[AusRace] Mr Magoo* and the rise of the businessman punter - a system

Tony Moffat tonymoffat at bigpond.com
Sun Aug 30 00:42:41 AEST 2020

* not his real name

Quincy Magoo lived near Stewart the actuarial scientist who worked with us
on course. That's how he came to be on course often, he came with Stewart,
but up to a point he never had a bet and when he did it was with the Tote.

He was retired, perhaps wealthy, bald, short, short sighted, short tempered
and asked aloud if punting could be done differently, better, businesslike.

 Over several weeks he divulged that he would discount form, ignore it, pay
no attention to handicap weights, barriers, horse statistics, and presently
(this was then) he was studying 'the jockey aspect'. 

To this end, the jockey angle, he computed a series of values for jockeys,
based on their results up to this point in time. It wasn't a stat, a
percentage of winners to runners, or places to rides, and his list of values
showed Roy Higgins was in the upper echelon, between a money rider and those
who should leave the industry, he said that.

Higgins had a 50, lots of rides, lots of results, but the dividends were
short because he was Higgs, and he was excluded as a result. I have seen
Higgins come third at 25/1 and pay 2.25 (it should have been 7.25 off the

Paul Jarman had a 50, he had 11 win scores with runners over 9/1
Stan Aitken was an apprentice with a score of 44, 29 wins at odds with a
respectable ROI
Frank Reys, John Stocker,  Eamon Byrne (jumps) Ray Setches were others.
How he derived those scores I am unsure - it may be a ratio of all places
opposed to wins. Certainly his jockey selections were those who could kick a
long priced horse home, to the surprise of most I might add and they, the
jocks, did not seem to have an affiliation with a stable. 

Quince followed his selections on paper, for weeks, months perhaps, and
still came to the races to watch and record the results, who won what.

His first bet was a win, Setches at 7/1 (8/1 with us) and $6.50 on the Tote.
Quince was disgusted, he said that, and this highlighted an anomaly that he
strove to remove, get the best price for your selections.
His next bets lost. His third race was Byrne on a hurdler 5/1 and favorite,
5.70 on the Tote.
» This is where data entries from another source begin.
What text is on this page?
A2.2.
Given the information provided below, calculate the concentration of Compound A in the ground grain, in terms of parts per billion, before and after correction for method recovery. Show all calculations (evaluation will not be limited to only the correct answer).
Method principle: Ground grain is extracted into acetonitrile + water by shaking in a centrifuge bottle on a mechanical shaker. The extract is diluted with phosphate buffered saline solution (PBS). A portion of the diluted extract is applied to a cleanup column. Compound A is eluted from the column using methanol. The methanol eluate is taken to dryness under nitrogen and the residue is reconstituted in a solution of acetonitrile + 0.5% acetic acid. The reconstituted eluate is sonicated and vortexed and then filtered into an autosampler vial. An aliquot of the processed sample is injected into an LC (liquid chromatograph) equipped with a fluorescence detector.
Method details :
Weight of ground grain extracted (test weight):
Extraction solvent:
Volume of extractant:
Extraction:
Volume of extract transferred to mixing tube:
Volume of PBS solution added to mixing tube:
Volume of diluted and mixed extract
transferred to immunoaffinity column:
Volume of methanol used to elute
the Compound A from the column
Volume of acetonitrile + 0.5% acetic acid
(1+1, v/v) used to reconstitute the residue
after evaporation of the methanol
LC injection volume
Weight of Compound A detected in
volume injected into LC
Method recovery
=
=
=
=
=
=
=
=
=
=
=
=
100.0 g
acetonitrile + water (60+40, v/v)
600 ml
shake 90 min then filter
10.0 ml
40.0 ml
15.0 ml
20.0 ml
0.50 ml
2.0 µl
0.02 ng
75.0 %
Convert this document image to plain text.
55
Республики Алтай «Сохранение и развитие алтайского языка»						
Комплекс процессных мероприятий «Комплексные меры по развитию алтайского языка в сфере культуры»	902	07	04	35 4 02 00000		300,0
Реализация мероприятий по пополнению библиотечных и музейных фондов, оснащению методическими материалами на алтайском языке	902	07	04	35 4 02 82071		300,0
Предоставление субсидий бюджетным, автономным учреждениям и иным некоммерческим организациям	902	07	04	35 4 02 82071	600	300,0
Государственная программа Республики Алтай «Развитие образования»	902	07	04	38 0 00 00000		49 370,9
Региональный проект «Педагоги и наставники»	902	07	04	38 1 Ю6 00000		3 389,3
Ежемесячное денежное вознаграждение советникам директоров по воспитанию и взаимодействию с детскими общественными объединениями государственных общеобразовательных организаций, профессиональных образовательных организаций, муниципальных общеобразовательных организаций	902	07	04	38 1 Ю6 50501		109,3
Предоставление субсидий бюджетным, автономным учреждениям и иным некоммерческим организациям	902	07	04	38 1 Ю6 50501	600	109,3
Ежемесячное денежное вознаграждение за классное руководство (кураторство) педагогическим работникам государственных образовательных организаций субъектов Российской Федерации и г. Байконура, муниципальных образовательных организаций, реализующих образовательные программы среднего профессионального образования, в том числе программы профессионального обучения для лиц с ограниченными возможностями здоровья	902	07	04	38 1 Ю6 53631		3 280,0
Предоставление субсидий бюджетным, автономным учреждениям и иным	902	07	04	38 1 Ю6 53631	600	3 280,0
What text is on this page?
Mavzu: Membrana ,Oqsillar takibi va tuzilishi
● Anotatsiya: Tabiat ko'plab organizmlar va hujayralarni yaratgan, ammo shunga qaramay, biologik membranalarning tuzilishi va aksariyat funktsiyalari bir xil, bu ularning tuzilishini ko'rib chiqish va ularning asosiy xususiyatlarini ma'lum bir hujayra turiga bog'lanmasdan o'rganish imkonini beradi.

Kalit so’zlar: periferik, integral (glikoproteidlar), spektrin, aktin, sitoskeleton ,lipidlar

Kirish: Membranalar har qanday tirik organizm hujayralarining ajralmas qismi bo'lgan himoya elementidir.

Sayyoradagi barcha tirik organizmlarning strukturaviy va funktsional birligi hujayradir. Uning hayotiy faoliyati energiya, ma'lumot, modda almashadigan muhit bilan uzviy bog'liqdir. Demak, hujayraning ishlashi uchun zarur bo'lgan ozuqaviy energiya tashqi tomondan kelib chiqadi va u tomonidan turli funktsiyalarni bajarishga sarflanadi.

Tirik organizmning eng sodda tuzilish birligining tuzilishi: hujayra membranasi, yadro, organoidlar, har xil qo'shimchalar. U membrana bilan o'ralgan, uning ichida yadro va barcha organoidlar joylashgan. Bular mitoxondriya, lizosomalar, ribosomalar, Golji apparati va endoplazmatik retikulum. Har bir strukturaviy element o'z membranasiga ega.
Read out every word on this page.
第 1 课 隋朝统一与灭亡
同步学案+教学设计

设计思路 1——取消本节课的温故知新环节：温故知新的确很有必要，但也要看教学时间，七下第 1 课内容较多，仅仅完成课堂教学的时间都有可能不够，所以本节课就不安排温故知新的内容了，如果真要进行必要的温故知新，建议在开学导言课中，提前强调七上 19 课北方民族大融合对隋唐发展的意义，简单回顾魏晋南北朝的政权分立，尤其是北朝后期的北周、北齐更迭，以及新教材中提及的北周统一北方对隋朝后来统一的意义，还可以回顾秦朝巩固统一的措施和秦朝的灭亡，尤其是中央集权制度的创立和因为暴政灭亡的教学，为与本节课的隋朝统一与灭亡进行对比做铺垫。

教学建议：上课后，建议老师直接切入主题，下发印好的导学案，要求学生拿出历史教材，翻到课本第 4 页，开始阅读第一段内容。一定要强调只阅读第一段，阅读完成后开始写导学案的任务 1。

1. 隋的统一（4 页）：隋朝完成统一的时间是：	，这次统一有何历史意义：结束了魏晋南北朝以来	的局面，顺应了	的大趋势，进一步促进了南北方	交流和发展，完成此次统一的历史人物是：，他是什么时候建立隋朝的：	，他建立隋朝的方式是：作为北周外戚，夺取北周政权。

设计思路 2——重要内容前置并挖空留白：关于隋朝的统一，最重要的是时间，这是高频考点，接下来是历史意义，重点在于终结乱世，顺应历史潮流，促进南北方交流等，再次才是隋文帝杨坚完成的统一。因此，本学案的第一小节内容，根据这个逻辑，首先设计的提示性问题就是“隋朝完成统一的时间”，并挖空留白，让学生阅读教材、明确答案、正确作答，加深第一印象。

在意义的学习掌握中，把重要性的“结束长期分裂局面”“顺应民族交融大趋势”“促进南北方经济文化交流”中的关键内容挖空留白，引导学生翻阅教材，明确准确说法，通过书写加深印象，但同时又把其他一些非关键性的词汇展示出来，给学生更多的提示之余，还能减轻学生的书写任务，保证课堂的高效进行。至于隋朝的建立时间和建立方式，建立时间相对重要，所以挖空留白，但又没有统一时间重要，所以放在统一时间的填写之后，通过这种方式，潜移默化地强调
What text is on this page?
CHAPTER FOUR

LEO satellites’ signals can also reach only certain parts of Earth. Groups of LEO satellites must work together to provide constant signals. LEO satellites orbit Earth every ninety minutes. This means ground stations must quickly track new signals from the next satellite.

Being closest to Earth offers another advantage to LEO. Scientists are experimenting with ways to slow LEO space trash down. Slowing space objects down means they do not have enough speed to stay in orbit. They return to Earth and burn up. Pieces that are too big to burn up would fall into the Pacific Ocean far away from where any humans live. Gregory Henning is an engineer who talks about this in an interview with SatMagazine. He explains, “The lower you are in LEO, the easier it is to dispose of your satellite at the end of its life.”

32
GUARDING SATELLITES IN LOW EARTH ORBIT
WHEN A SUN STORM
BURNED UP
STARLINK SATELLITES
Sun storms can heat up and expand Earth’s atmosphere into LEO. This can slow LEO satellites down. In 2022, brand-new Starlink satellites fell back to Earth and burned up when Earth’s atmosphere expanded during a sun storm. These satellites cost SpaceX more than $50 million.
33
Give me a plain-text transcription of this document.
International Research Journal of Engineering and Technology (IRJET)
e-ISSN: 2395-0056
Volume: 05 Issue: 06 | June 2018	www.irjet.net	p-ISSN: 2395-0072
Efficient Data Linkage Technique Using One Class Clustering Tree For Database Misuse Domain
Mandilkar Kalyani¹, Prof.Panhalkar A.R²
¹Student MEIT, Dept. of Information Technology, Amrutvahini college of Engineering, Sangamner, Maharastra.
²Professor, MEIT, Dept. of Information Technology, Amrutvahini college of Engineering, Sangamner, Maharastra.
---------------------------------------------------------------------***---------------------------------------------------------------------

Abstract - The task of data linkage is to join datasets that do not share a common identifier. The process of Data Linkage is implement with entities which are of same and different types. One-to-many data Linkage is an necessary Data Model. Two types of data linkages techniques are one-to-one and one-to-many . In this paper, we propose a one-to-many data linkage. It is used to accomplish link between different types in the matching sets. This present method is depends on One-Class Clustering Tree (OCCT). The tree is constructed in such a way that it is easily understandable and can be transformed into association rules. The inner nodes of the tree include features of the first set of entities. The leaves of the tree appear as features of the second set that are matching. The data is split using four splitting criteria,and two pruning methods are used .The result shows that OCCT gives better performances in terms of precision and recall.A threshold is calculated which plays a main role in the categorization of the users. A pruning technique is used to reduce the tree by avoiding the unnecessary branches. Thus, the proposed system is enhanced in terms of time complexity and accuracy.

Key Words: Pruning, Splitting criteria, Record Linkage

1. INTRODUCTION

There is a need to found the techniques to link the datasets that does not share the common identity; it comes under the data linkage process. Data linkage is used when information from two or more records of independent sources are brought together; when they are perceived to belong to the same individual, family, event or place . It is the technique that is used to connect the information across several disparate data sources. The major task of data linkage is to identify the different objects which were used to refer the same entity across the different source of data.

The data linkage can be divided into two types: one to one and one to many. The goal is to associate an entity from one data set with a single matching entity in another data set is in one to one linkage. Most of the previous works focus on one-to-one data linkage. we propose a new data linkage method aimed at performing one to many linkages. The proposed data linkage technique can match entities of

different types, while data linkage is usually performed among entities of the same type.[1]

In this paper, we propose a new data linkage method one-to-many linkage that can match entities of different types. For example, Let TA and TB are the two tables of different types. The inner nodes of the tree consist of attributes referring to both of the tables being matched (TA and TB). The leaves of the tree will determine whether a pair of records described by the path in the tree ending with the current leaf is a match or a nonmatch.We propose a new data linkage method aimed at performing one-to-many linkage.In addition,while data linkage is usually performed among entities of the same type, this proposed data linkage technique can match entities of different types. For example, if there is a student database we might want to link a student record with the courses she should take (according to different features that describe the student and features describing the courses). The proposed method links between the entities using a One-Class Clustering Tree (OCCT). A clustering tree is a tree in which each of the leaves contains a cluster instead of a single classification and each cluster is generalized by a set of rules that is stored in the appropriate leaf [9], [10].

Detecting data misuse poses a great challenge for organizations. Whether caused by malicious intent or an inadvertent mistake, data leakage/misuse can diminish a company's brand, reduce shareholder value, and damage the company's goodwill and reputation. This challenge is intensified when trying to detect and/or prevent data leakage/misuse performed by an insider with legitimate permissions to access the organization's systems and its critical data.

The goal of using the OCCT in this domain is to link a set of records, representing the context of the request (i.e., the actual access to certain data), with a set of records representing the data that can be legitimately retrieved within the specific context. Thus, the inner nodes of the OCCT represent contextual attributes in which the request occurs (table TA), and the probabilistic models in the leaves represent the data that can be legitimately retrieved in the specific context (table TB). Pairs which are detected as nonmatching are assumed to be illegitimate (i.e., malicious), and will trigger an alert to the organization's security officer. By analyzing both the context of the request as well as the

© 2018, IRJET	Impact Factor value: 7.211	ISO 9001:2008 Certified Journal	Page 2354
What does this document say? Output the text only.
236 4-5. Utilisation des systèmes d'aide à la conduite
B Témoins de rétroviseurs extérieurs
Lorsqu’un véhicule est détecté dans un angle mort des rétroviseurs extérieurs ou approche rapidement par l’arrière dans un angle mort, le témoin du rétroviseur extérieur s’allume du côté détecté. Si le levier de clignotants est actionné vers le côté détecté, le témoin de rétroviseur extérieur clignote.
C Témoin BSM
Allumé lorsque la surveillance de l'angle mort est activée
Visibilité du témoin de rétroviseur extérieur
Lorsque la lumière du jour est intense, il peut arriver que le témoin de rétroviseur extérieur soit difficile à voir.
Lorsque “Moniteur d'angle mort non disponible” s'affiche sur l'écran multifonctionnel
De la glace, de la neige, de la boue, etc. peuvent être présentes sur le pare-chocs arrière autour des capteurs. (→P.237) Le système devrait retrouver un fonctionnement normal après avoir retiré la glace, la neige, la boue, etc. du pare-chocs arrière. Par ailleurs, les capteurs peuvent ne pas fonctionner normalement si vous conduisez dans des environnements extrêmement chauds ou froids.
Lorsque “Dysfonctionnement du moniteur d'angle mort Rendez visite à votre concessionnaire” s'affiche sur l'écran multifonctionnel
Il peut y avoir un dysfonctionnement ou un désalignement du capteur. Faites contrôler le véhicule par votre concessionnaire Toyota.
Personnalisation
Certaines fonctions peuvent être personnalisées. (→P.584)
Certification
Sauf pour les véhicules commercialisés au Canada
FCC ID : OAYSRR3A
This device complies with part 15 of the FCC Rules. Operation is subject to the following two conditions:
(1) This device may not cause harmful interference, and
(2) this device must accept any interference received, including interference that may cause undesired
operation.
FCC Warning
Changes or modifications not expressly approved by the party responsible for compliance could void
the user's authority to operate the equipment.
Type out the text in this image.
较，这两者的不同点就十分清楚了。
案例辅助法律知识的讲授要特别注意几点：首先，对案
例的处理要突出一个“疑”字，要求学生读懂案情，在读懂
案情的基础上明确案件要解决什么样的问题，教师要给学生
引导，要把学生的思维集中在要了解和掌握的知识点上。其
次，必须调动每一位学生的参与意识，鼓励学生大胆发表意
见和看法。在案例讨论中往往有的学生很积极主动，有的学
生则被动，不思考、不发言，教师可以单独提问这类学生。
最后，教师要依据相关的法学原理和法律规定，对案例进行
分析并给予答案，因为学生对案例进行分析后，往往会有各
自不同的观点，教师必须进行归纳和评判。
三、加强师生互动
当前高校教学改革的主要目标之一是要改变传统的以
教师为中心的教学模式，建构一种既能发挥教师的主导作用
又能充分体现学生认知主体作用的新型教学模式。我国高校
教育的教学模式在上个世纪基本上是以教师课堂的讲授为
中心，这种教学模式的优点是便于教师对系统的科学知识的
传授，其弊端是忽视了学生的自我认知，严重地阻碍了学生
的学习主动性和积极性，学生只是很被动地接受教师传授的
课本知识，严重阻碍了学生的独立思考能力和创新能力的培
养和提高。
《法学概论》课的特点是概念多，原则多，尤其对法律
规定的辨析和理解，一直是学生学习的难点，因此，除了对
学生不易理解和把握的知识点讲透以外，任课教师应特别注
His fourth race was a win, Byrne again on a steepler,
$12.30 but 8/1 sp (when 12/1 was readily available with 90 seconds to go) He
took a break for one or two races, which was timely for him and his 'jockey
aspect'. He won the last with Reys 6/1 and backed 4 in that race. He said he
thought he was in front on the day and later confirmed that he had won on
the day. I went to Stewarts for tea that night and Quincy was elated,
probably drunk also, and felt that he could apply his considerable business
acumen to this 'betting business' it would be a viable. For once he was
quite open in discussing what had occurred, outlays and returns, but not how
he arrived at his jockey choices. It wasn't stats, winning percentages,
because that was resulting the past, history he said. 

Next meeting he lost the first, down $30, and had three bets in the next,
including Reys second at 66/1 (which has a place sp of $17.50 in a perfect
world) $12.40 Tote. He wasn't quite disgusted because hhe felt the dividend
was reasonable. That dividend may have been his only return for the day and
his $124 return meant a loss whereas $175 was not, or minimal at most, if
that makes sense.

He continued for weeks on end. He added Allan Trevena to his list of chosen
riders and he researched T and P J Finger as possible inclusions. He began
to formulate clauses to exclude races, the first being that there were no
bets in odds on races, when his jockeys were on one priced short. When
Jarman and Setches dead heated at 5/1 and 33/1 he had to be educated by
Stewart regarding half dividends, I joined the class as well - the 5/1 paid
1.25 and the 33/1 paid 8.45. Then, the same day Mallyon got two home at 8.70
and 8.50 and that pleased him no end I heard. He was in the throes of
dropping Mallyon from his list, and including Brian Gilders who had brought
a series of long priced runners into places up until this point. Gilders
then got up at 50/1 next meeting ($109.90 tote) and I'm sure that would have
swayed it.

And on he went, certainly he was at the races when we were, betting with the
Tote though and when Abdul (Jarman) won the Cox Plate 33/1 (26.90) you would
assume he was on it, somehow. It may have been a good day actually -Trevena
40/1, Gilders 9/1, Setches 20/1, Mallyon 5/1, then Trevena 10/1, Gilders
20/1, Setches 3/1, Trevena 7/1, Trevena 10/1, Mallyon 33/1 place, Reys
8/1,Stocker 12/1, Jarman 7/1 etc. Each of those had two losses, and perhaps
add another 30 losses and he is still way in front I'd reckon.

There you have it, a punter who has rejected the constitutional thinking of
winner finding and used a niche to make a go of it. He was always angry,
which is not a criticism, just an observation.